Już przed startem biegu było jasne, że w niedzielę w Chicago trudno będzie o spektakularne wyniki. Temperatura powyżej 20 stopni Celsjusza i silne podmuchy wiatru zwiastowały maratończykom ciężką przeprawę.
Szarża Kenijki
Ruth Chepngetich najwyraźniej chciała udowodnić, że nie ma złej pogody do bicia rekordów i tuż po wystrzale startera ruszyła z animuszem. Osiągnięty przez nią międzyczas – 31:22 na 10km wskazywał, że Kenijka biegnie na wynik lepszy o prawie 2 minuty od rekordu świata jej rodaczki Brigid Kosgei wynoszący 2:14:04. Co ciekawe, to czas osiągnięty dwa lata temu właśnie w Chicago. W połowie dystansu zegar wskazywał wynik 1:07:34, wciąż dający szansę na znakomity rezultat na mecie.

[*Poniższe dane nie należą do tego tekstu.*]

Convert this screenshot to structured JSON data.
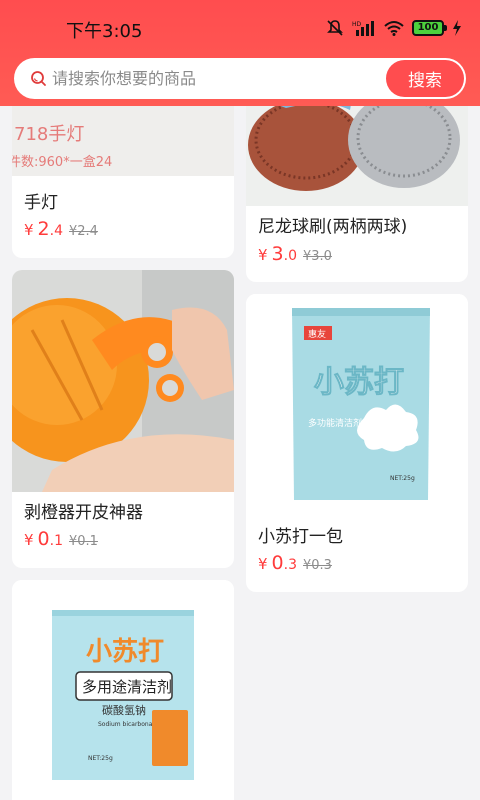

© 2021 Bank of America Chicago Marathon/Kevin Morris
W drugiej części dystansu Chepngetich jednak opadła z sił i ostatecznie dotarła do mety z czasem 2:22:31. Wielkie powody z zadowolenia mają Amerykanie, bo kolejne trzy miejsca zajęły gospodynie. Druga była Emma Bates (2:24:20), a trzecia Sara Hall (2:27:19), która w ten sposób skompletowała swoje drugie podium w karierze w biegu z cyklu Abbott World Marathon Majors.

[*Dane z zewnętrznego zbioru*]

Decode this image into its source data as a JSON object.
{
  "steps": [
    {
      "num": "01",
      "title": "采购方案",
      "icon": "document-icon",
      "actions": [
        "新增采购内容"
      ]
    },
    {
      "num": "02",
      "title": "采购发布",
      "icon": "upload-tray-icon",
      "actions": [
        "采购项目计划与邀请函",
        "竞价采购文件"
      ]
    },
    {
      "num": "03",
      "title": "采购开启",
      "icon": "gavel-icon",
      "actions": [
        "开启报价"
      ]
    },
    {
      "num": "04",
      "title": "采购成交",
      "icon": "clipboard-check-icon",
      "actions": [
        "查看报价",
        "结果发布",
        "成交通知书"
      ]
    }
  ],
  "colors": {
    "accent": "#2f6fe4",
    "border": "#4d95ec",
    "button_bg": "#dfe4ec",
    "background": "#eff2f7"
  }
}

Poprzednio była druga w 2020 roku w Londynie, gdzie po szaleńczym pościgu z czasem 2:22:01 pokonała zwyciężczynię niedzielnego biegu w Chicago. Czwarta wczoraj finiszowała Kiera D’Amato z wynikiem 2:28:22.

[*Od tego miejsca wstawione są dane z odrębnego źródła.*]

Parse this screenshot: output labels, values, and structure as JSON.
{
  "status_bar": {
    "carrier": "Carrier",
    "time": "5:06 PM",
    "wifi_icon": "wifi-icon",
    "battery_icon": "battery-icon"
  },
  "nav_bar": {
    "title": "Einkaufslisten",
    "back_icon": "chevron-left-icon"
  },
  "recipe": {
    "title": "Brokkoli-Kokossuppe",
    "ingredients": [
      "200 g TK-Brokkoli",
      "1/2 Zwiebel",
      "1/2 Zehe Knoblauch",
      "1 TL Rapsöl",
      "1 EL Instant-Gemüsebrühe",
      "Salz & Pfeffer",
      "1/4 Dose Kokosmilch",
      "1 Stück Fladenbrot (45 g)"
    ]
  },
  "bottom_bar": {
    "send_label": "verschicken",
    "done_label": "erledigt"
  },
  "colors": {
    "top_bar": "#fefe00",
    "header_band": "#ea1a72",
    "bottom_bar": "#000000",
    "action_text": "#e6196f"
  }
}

Warto odnotować również wynik innej Amerykanki Shane Flanagan, która postanowiła ukończyć sześć maratonów z cyklu Abbott World Marathon Majors w sześć tygodni. W niedzielę z rezultatem 2:46:39 była szósta. Dzień później… Flanagan wystartowała w Bostonie i pobiegła jeszcze szybciej. Uzyskała czas 2:40:34.
Nieudana pogoń Ruppa
Pogoda zdeterminowała również przebieg wydarzeń na trasie podczas rywalizacji mężczyzn. Tempo od początku nie było zawrotnie szybkie, a szczególnie siadło za półmetkiem.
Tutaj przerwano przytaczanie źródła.